Gay Spaniard Stripped of Priesthood

MADRID (Reuters) - A Catholic priest who scandalized the Spanish church by announcing his homosexuality in a gay magazine was stripped of the priesthood on Wednesday.

The Church said it was acting against Father Jose Mantero for abandoning his post and breaking his vow of celibacy.

Mantero, 39, from Valverde del Camino parish in Spain's rural southern province of Huelva, caused a sensation last week by coming out in the glossy gay magazine Zero in a challenge to long-standing church taboos on homosexuality.

A priest for 10 years, Mantero believes he is the first Spanish priest to publicly declare himself gay.

News reports said Mantero did not appear in his parish in the days following the interview, although he did show up on Spanish television on Tuesday evening to declare he wanted to continue being a priest but was not ready to renounce his homosexuality.

His announcement was greeted with a flurry of publicity in the Spanish media and the response of the Bishop of Huelva, Ignacio Noguer, did not take long in coming.

By suddenly leaving his post and breaking his vow of celibacy, Noguer said in a open letter, Mantero had placed himself "outside the discipline of the Church on a subject of extreme gravity and scandal for the faithful."

"This obliges me, not without deep regret, formally to withdraw all ministerial licenses from Mr. Jose Mantero," the bishop said.

Mantero told Zero magazine he had renounced celibacy. "I believed in it for seven years...but I was drowning in a pit," he said.

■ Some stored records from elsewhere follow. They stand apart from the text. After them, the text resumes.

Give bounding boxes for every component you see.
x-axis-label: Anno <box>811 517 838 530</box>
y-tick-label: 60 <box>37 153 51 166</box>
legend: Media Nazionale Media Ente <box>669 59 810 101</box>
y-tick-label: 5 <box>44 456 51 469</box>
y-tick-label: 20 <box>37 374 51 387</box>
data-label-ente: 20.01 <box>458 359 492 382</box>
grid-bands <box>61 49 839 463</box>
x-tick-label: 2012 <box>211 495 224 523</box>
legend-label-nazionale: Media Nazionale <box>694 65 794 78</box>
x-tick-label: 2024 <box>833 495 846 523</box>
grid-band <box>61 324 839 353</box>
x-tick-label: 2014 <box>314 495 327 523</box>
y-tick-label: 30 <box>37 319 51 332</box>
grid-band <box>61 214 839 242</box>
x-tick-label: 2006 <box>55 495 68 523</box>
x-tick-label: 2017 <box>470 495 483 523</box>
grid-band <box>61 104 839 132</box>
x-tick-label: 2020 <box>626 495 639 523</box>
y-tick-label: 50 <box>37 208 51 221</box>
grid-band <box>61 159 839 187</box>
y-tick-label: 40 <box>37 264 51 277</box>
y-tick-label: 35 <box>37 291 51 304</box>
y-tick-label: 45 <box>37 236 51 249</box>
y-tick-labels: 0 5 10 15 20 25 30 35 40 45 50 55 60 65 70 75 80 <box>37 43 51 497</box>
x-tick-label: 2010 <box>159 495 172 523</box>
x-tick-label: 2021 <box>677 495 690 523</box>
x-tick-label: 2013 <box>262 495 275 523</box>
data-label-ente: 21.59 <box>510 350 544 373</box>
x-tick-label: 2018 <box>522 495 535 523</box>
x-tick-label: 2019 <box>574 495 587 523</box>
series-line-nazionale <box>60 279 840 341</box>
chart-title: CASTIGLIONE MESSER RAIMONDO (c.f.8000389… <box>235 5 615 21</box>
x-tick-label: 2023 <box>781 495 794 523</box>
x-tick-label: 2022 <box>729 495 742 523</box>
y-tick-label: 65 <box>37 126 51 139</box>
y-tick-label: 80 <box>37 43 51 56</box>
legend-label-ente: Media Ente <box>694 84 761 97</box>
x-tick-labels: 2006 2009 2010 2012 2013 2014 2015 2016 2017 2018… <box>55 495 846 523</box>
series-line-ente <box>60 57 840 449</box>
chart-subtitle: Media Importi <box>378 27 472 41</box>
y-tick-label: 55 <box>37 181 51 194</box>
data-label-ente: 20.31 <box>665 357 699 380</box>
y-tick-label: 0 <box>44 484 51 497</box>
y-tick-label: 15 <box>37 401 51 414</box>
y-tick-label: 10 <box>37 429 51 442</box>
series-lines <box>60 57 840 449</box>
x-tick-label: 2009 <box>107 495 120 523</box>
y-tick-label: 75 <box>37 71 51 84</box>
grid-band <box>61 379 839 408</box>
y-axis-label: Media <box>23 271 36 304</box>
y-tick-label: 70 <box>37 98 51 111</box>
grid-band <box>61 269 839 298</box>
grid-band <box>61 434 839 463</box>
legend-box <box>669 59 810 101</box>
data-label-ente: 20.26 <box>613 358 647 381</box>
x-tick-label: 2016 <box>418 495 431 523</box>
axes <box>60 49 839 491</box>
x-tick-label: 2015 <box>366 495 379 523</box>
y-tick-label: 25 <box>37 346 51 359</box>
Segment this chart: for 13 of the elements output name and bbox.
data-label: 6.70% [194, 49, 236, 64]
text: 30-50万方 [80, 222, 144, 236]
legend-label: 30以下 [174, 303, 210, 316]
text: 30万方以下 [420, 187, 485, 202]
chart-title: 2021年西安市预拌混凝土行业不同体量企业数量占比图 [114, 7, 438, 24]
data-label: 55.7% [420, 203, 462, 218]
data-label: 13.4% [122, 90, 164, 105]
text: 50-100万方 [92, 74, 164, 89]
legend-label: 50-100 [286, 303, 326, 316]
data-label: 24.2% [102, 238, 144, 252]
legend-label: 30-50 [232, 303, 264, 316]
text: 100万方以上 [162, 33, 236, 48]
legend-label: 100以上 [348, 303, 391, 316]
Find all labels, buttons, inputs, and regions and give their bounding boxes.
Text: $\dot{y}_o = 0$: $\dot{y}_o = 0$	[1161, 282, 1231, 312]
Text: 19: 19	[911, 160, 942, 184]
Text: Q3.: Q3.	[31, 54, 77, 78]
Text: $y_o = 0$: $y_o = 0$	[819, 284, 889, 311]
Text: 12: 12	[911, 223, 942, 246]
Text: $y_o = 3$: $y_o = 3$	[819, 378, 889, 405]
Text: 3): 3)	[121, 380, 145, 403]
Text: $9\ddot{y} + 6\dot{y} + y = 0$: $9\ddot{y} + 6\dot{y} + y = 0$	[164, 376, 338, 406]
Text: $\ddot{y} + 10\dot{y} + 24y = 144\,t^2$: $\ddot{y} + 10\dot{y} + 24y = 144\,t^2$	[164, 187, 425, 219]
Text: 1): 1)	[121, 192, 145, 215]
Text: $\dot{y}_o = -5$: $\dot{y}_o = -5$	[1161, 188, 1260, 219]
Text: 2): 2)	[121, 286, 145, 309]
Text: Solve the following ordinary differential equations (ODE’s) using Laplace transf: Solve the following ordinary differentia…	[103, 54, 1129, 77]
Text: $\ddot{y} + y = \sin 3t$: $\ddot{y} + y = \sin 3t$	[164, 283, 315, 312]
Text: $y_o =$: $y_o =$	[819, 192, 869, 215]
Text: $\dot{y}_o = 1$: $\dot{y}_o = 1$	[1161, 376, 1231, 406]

Mantero told a radio interviewer last week he hoped the interview would act as a seed "so that one day homophobic declarations disappear from the Church."

"Just as one feels a calling from God to become a priest...I felt that God could be calling on me...to ring Zero magazine," he added.

In his letter, the bishop said he had tried in vain for several days to talk to Mantero, but the facts were so clear that they called for the application of Church law.

He said the Church would continue trying to be a mother to all, so that, "those who err or distance themselves from it will always find its arms open to reconciliation and pardon."

A spokesman for the episcopal conference, Juan Jose Asenjo, said last week that the Catholic church regards homosexual sex as a sin but condemns discrimination against gay people. That aside, Mantero had broken the vow of celibacy, he said.

"I don't think it is plausible for a priest to live an active homosexual life," Asenjo said.

The Catholic Church still wields considerable influence in Spain, especially in rural areas.